07. à propos de qi gong

07.  à propos de qi gong

LES 3 ASPECTS DU QI-GONG

Certains professeurs insistent sur la pratique martiale, d’autres sur l’aspect « gymnastique douce », d’autres sur la démarche de méditation qui le soutient. Pour la chine, ces trois aspects sont inséparables car complémentaires.

1/ PRATIQUE MARTIALE :

Ce qu’il est demandé ici c’est de développer une énergie particulière qui s’obtient à la fois par une maitrise progressive de la force musculaire obtenue par une position du corps respectant des exigences précises, et par un travail particulier et fondamental sur la respiration.

2/ ASPECT GYMNASTIQUE DOUCE :

« Un exercice pour se connaître soi-même » disent les maitres chinois.

Ceci implique une approche du corps et du mouvement à partir d’une triple préoccupation :

Découvrir, observer comment « je fonctionne » dans le mouvement : qui domine et entraine ? les épaules, les bras, le ventre ou les jambes ?

Qi-Gong et T’ai-chi chuan exigent une conscience de la totalité du corps, mais le mouvement doit-être animé, dirigé par le ventre.

Cette conscience impérative du ventre est en général la plus grande difficulté de la démarche pour le débutant. On entend, on comprend, on pense ce qu’il faut faire, mais on constate que c’est le pied ou la jambe qui ont décidé et entrainé le corps. La coordination, l’articulation du mouvement supposent un déplacement ventre, épaules, coudes, et poignets/mains.

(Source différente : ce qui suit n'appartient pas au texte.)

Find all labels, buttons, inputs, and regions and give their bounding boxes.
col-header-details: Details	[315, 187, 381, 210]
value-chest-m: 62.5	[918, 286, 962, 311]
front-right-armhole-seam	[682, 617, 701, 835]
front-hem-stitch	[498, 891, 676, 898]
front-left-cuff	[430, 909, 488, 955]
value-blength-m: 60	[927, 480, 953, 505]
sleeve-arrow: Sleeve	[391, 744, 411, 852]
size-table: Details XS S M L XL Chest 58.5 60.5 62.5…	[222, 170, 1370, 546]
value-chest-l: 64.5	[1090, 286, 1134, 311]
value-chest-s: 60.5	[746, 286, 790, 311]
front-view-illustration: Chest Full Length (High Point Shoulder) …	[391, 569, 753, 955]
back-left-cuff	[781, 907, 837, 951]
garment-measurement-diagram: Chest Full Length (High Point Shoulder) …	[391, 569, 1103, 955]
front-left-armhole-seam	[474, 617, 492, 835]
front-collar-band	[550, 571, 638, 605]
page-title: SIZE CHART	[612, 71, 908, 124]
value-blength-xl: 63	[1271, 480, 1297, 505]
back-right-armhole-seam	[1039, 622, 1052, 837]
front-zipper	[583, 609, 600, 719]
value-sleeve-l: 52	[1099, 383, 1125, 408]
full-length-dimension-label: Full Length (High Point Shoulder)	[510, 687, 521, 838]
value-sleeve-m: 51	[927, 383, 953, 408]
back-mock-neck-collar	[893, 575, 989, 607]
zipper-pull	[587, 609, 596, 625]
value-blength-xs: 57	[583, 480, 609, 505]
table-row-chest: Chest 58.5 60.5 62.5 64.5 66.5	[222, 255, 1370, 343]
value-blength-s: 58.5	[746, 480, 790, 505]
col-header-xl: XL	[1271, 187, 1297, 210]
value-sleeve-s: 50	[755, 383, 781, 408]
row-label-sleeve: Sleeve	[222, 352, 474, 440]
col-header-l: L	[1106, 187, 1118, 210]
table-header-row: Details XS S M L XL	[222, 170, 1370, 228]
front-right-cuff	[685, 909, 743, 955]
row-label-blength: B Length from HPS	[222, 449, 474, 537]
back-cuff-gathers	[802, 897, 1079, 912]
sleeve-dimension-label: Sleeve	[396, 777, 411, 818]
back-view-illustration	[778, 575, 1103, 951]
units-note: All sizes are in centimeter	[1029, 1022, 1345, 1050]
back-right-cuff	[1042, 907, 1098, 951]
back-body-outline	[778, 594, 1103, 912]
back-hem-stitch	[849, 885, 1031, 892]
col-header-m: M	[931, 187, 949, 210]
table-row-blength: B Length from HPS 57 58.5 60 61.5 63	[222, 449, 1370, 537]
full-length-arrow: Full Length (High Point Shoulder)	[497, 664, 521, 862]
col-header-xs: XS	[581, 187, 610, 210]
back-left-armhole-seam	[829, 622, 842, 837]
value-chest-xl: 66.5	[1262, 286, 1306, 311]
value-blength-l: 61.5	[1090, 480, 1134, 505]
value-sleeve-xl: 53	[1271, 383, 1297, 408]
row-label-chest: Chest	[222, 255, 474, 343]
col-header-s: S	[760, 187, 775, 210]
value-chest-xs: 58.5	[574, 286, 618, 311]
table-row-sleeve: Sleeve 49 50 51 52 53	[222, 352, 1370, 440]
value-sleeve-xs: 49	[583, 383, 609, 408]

Rechercher constamment l’énergie minimum pour développer le mouvement et assurer tous les déplacements dans l’espace.

Gommer les tensions afin d’économiser l’énergie, mais aussi pour gagner en sensibilité et en attention.

Qi-Gong et T’ai-chi avec leurs mouvements lents sont très bénéfiques au niveau musculaire. Les muscles n’ont pas à être brutalisés pour se développer harmonieusement.

3/ UNE VOIE DE MEDITATION :

La pratique nous introduit dans une situation d’espace et de temps très différente du quotidien : le plus souvent « nous ne sommes pas là » -ici et maintenant-, mais nous « digérons » du passé ou « délirons » sur de l’avenir, capturés par notre mental entre des événements finis et des événements qui n’arriveront jamais ou pas toujours de la manière escomptée.

Le mouvement Qi-Gong et T’ai-chi nous oblige à cesser de « ruminer » en focalisant notre pensée sur chaque instant présent, sur chaque « instant vivant ».

C’est un apprentissage qui commence dans l’attention au surgissement du geste nouveau dans celui qui s’efface.

EN RÉSUMÉ on pourrait dire que l’art du Qi-Gong et du T’ai-chi chuan, c’est une succession de mouvements qui s’écoulent à partir du bassin à un rythme lent, et dont le but essentiel est « d’actualiser l’énergie intérieure » (le Qi), et d’en assurer la circulation dans tout le corps. Pour le pratiquant, c’est une recherche de la « conscience du ventre », du centre de gravité du corps, un travail d’équilibre et d’harmonie dans l’attention constante portée à la respiration.